Monday, May 23, 2016
Yesterday after yoga class, I stopped by the grocery store to pick up a few things for my lunches this week. As I was checking out, I saw a woman in the next line. When she turned around, I saw that this woman was someone who had been my very good friend before my divorce. My divorce changed all of that. Not only did this woman cut me out of her life, she also told my former spouse some very personal things that I had shared with her while my marriage was dissolving. Those things were nothing that would create any sort of legal issue during my divorce, they were simply not things I wanted shared - they were intensely personal, and my former spouse used the fact that he knew about them to demonstrate to me how isolated my divorce was going to make me. It's funny, I can't remember what I told her, other than the effect of the disclosure. What I do remember, and what came flooding back to me in a rush at the grocery store yesterday, was the feeling of betrayal. I understand that when people divorce, friends fall away for a lot of reasons. Very few of them, especially those who you hold closest, affirmatively act to hurt you. The details fall away, but the pain remains.
But only the pain remains, and only when I was exposed to a direct stimulus. I think that makes me healthy. It means I've moved on. I wish I could say the same for all my clients. Some of them never move on. They relive the hurts of their marriage every day in great detail. They weigh the injury. They remember all the details. They can't forget. No, I take that back: they won't forget. These folks either don't go to therapy or they don't invest in their therapy. Their lives are given meaning by the pain they've endured. Their self worth is tied to how much they were wronged. The pain I felt in the five minutes in the grocery store? They feel it all the time. I don't know how they stand it. I can't help them make the pain go away and move on, because they don't want to. Truth be told, having these clients is the hardest part of what I do. Here in the Trenches.
Thursday, May 5, 2016
I was reading yesterday's post, and I thought you might get the wrong impression. I am not saying that it is acceptable for the client to tell the lawyer how to run the case. There are things we do as a matter of strategy. There are things we do to position our clients for the future. We do them because we can see the 5 or 7 steps ahead that our clients cannot. That is part of the advice we give and why we, and not our clients, guide the process. Please forgive me if I led you to believe otherwise.
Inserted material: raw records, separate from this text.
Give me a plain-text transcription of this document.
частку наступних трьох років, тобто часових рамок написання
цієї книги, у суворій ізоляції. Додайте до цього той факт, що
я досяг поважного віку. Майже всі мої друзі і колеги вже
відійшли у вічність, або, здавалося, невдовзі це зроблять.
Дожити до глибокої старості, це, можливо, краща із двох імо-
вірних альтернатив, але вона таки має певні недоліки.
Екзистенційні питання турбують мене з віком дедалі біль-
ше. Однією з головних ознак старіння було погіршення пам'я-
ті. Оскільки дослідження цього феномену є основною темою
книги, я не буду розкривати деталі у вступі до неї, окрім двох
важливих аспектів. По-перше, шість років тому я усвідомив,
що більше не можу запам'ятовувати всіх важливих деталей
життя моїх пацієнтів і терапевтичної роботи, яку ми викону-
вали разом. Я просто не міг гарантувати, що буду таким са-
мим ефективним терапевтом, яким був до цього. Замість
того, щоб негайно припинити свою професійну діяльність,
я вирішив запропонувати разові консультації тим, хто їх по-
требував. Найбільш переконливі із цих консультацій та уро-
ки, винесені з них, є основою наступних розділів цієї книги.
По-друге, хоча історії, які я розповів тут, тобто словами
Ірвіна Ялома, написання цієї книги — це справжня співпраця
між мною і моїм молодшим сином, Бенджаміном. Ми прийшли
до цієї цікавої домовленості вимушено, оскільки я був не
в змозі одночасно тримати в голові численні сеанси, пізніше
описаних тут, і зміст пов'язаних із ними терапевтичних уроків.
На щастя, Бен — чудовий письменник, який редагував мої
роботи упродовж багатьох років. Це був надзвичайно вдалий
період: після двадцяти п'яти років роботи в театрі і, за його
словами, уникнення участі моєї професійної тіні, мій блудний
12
There is a difference, however, between process and substance. It is in the area of substance that we here in the Trenches need to really listen to our clients and work with them, and not just for them. I think I should illustrate. As you know, I'm taking Brene Brown's online course based on her books, Daring Greatly and Rising Strong. The course revolves around the process of becoming more aware of your emotions, being comfortable with vulnerability and developing strategies for working through and rising above set backs. I've mentioned it here and there in this blog, and talked about how hard the process is to work through. Well, yesterday, a friend who is also taking the course and I were talking, and she said that although she is enjoying the process of the course and appreciates the work, understanding why someone is a jerk or why something makes you feel bad doesn't solve the underlying problem. The person is still a jerk and that something still makes you feel bad. In other words, process can only take you so far. You still need substance to solve a problem. Here in the Trenches.
Wednesday, May 4, 2016
Most lawyers are control freaks. Not only that, we are problem solvers. Give us a problem and we will give you a solution. That's what we're trained to do, and what comes to most of us naturally. It's part of what attracted us to the law - we thought the law provided an answer for everything. Of course, we discovered that it didn't. No matter, with our experience and education, we believe we are able to solve our clients' problems. That's why you hired us - right?
Being good problem solvers was such an asset in the old days, when clients came to us for just that reason. Back in those days, what the lawyer told the client to do, they did it, no questions asked. Those days are long gone, thankfully. Greater access to information and more attunement to feelings has created a client who wants to have a say in what happens to them. That new client is why there has been a rise in the use of alternative methods of dispute resolution such as mediation and collaborative law. The client wants to make their own decisions and wants the lawyer to advise and support them and reality test their options. Personally, I think that's a wonderful thing. After all, who knows the other side and what they will and won't do better than their spouse? Who knows what will work in their lives better than the person living it? Frankly, a more empowered client takes a huge weight off my shoulders. It's hard not only providing information and advice but also deciding the future of someone else's life. Am I still a problem solver? Sure, but I've let go of the outcome, let go of the need to control it, and instead use my problem solving skills and legal knowledge to help my clients solve their own dilemmas.
Some lawyers don't have an easy time letting go of the control. They can't stand that they are not in charge of the outcome. They shudder at simply helping their clients work out their own problems. They don't listen to what their clients tell them about what their spouse will and won't do. (I know my first attorney didn't, and they were wrong; thank heaven for my second lawyer.) Mediation and collaboration make them antsy because it's too touchy feely, and the solutions that the clients reach are outside what may have been reached traditionally. There are clients for these lawyers, just as there are clients for lawyers like me. There are just fewer of them. The legal world is changing, and lawyers need to change along with it. It's hard to do, so be patient with us; but not so patient that you agree to something you know won't work just because your lawyer tells you to do so. It's your life, after all. Here in the Trenches.